Why the lack of enthusiasm for our respective leaders? I can think to two major reasons. First, it doesn’t endear you to your audience to basically accuse them of mismanagement or malfeasance. Jerry did just that when he concluded his speech by saying “We can choose to rebuild a city government tarnished by ineptitude and neglect. Or we can choose to capitulate to special interests as we have done in the past.” Let’s see now, just who were the people responsible for a lot of that ineptitude and neglect? Why, that would be the very City Council members sitting in the front row being verbally slapped by their new, strong mayor. And who were the special interests that the City capitulated to? (Capitulate. What a pleasant euphemism for a term best described by a scene from the movie “Deliverance.”) Why, they would be many of the same muncipal heavy hitters and big league players who made up a good part of the relatively small crowd in Golden Hall that night. Ouch.

And when his Commander in Chiefness starts harping on Congressional earmarks and the sad state of our deficit-bloated budget, who is he slapping? Why, that would be the party that presided over the earmark happy, deficit exploding Congress for the past 12 years – the grand and glorious GOP itself. Nothing like being kicked in the keister by your own party leader.

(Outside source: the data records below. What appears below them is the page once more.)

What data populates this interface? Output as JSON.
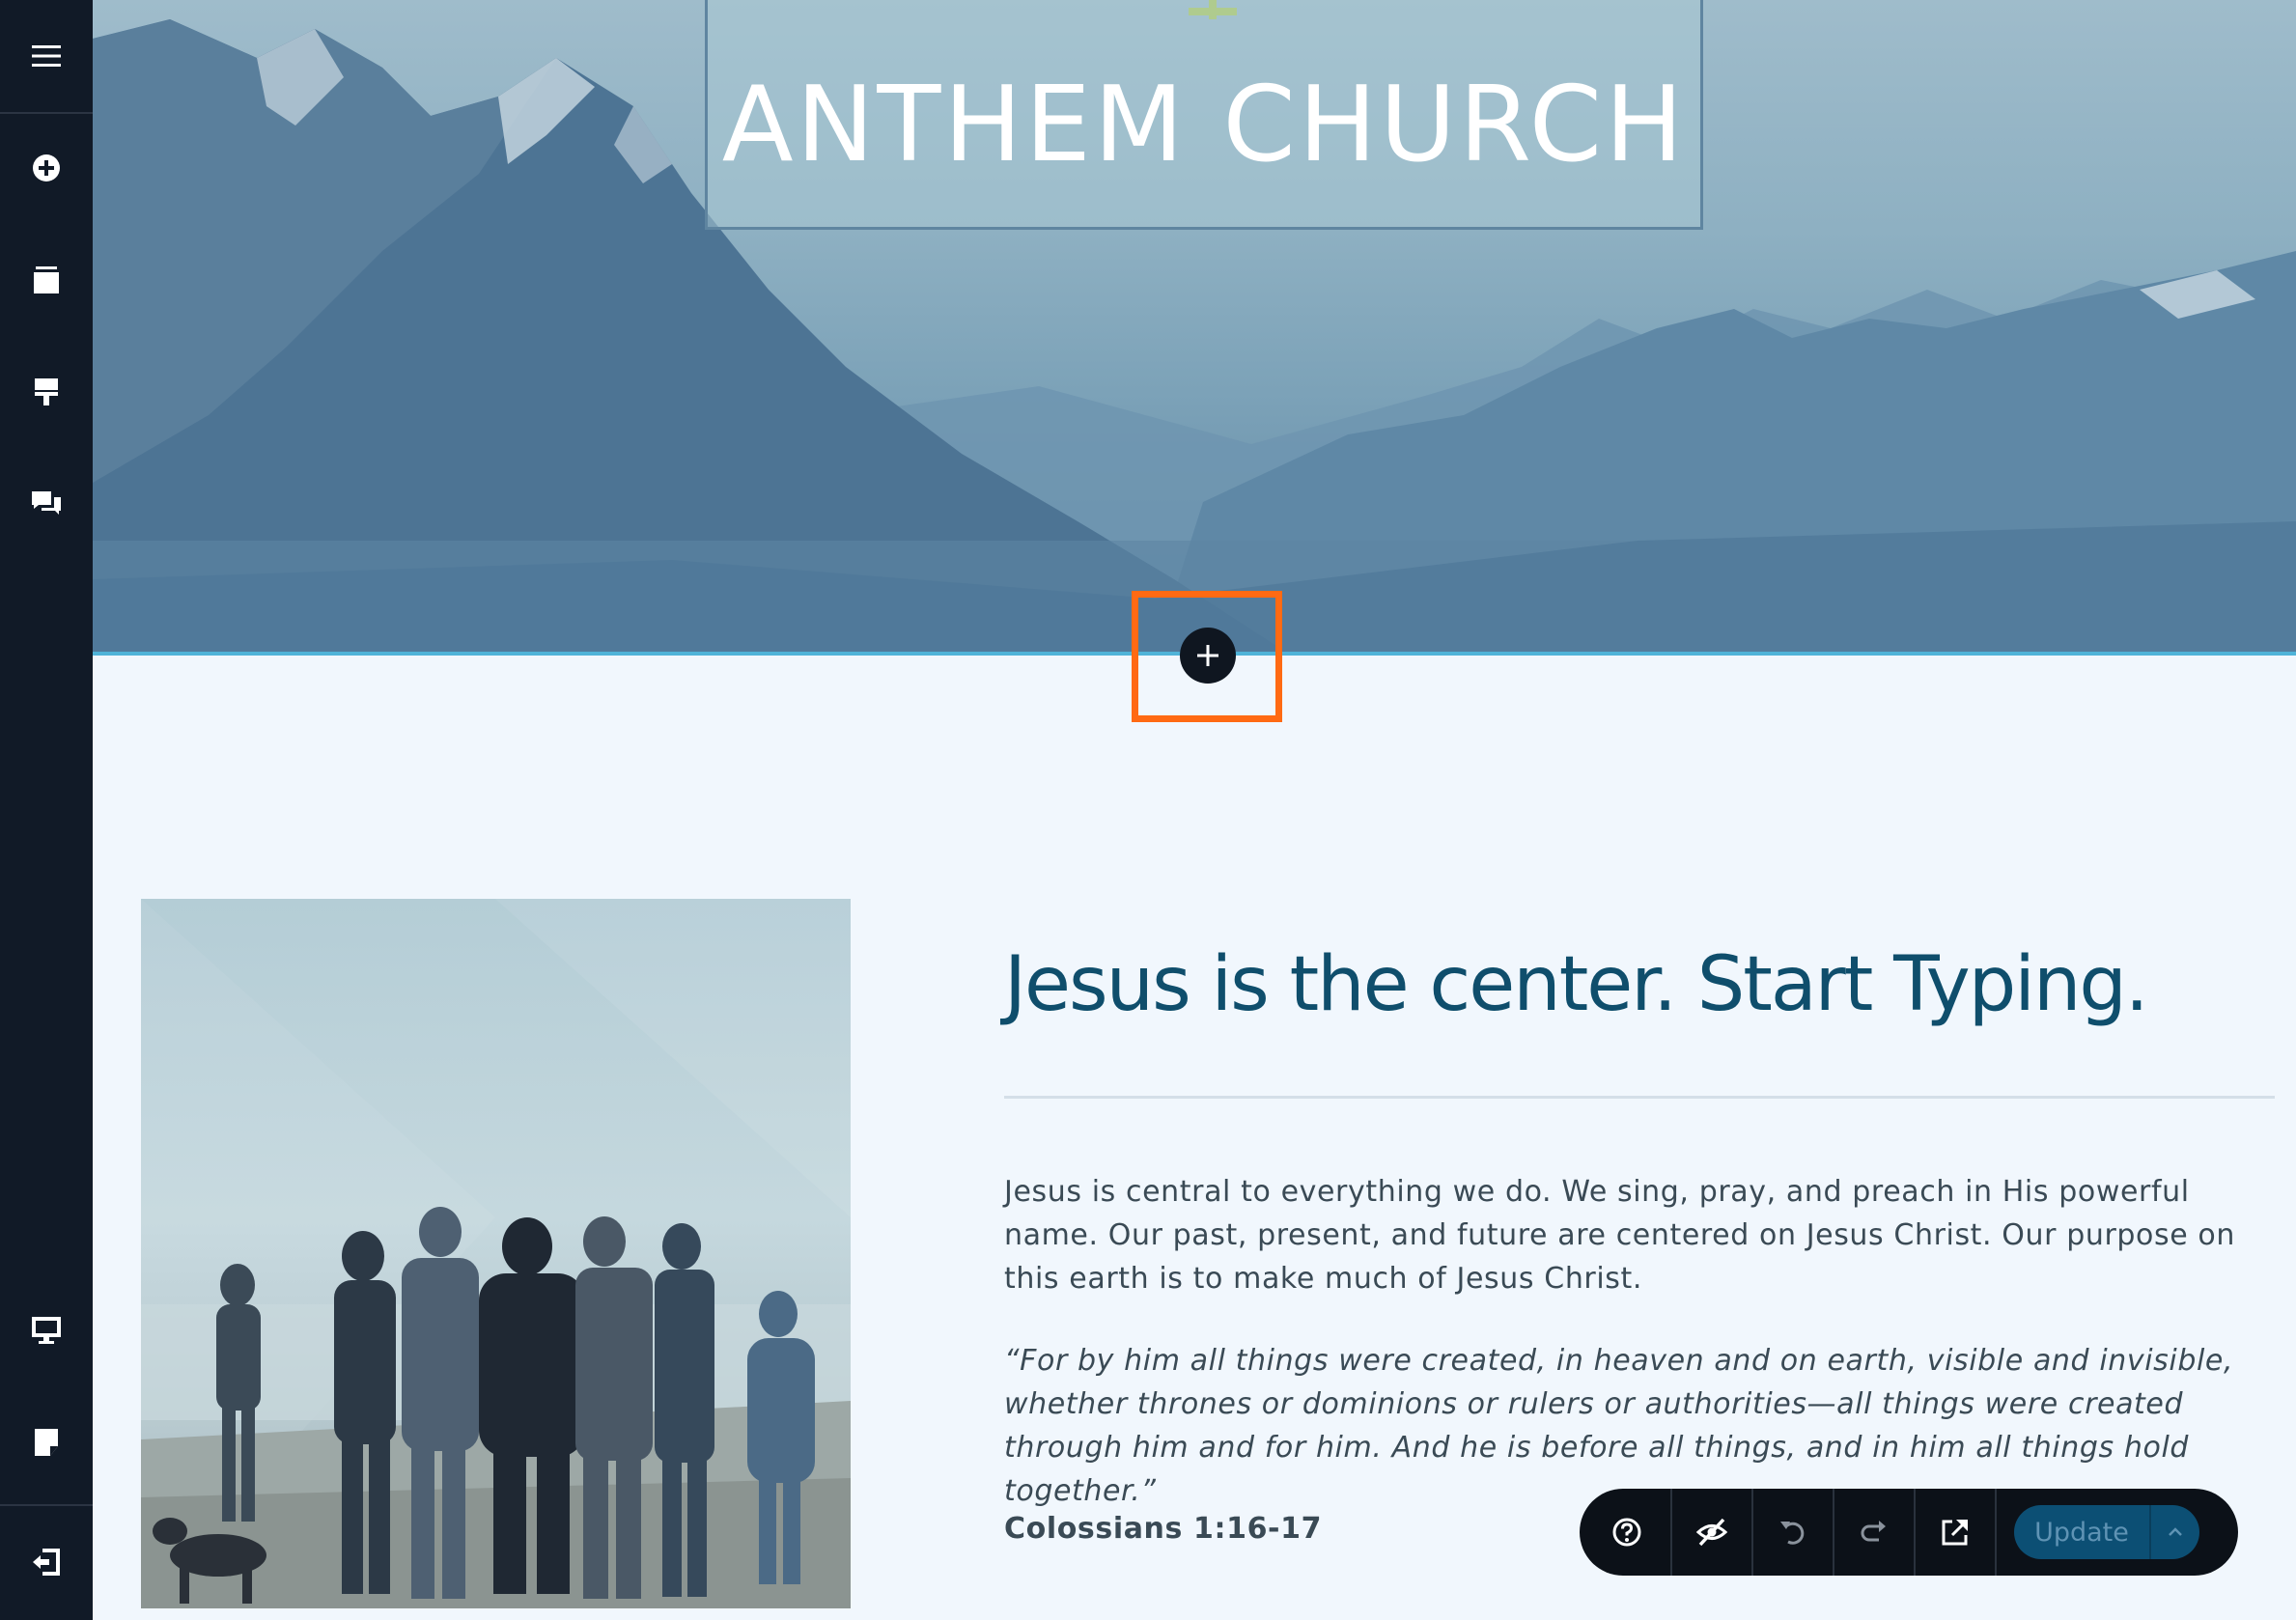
{
  "hero": {
    "title": "ANTHEM CHURCH"
  },
  "content": {
    "heading": "Jesus is the center. Start Typing.",
    "body": "Jesus is central to everything we do. We sing, pray, and preach in His powerful name. Our past, present, and future are centered on Jesus Christ. Our purpose on this earth is to make much of Jesus Christ.",
    "quote": "“For by him all things were created, in heaven and on earth, visible and invisible, whether thrones or dominions or rulers or authorities—all things were created through him and for him. And he is before all things, and in him all things hold together.”",
    "reference": "Colossians 1:16-17"
  },
  "toolbar": {
    "update_label": "Update"
  },
  "sidebar": {
    "top_icons": [
      "menu-icon",
      "add-circle-icon",
      "pages-icon",
      "theme-icon",
      "comments-icon"
    ],
    "bottom_icons": [
      "desktop-icon",
      "note-icon",
      "exit-icon"
    ]
  },
  "colors": {
    "sidebar_bg": "#111a27",
    "heading": "#0f4e6c",
    "highlight": "#ff6a13",
    "update_button": "#0c4f74",
    "accent_line": "#4fb3d8"
  }
}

But I think the dominant reason both Jerry and George got lukewarm receptions is because most thinking people understand that things are worse then either of them would admit. Worse in San Diego in terms of the precarious fiscal position the City continues to be in, with lots of budgetary pain coming our way – or bankruptcy. Worse nationally in terms of the precarious fiscal position the Country continues in, running massive deficits and borrowing massive amounts abroad with little end in sight. And, of course, there is that little fiasco called Iraq.

San Diego and Washington both suffer from the same malaise – leaders who refuse to publicly acknowledge the serious of the problems confronting their people. It is difficult for the public keep faith in their elected leaders when their elected leaders don’t level with them realistically about the problems we collectively face. And, bottom line, neither Jerry or George were completely on the level in their “State of” speeches.

The Beat Generation

Hello CityBeat Readers. I’m the new kid on the CityBeat Block. (Okay, I’m the new dumpy middle-aged guy on the CityBeat Block. Picky, picky.) In the days (weeks, months, years, decades, centuries, millennium, eons…) to come, we’ll have more time to become acquainted. I look forward to the dialogue we’ll develop in these digital pages. For now, though, I’m too exhausted to be witty having just watched the State of Denial address by President Bush (along with all the scintillating, if predictable, commentary—PBS thought he was okay but probably didn’t help his numbers much; Fox thought he was the second coming come to life.) For the numerologists amongst you, have fun counting how many times the word “Iran” was used tongith. Change one small letter and you’d think it was a few years back and the President was talking about another rogue Middle Eastern regime. Augury of the future? We’ll talk.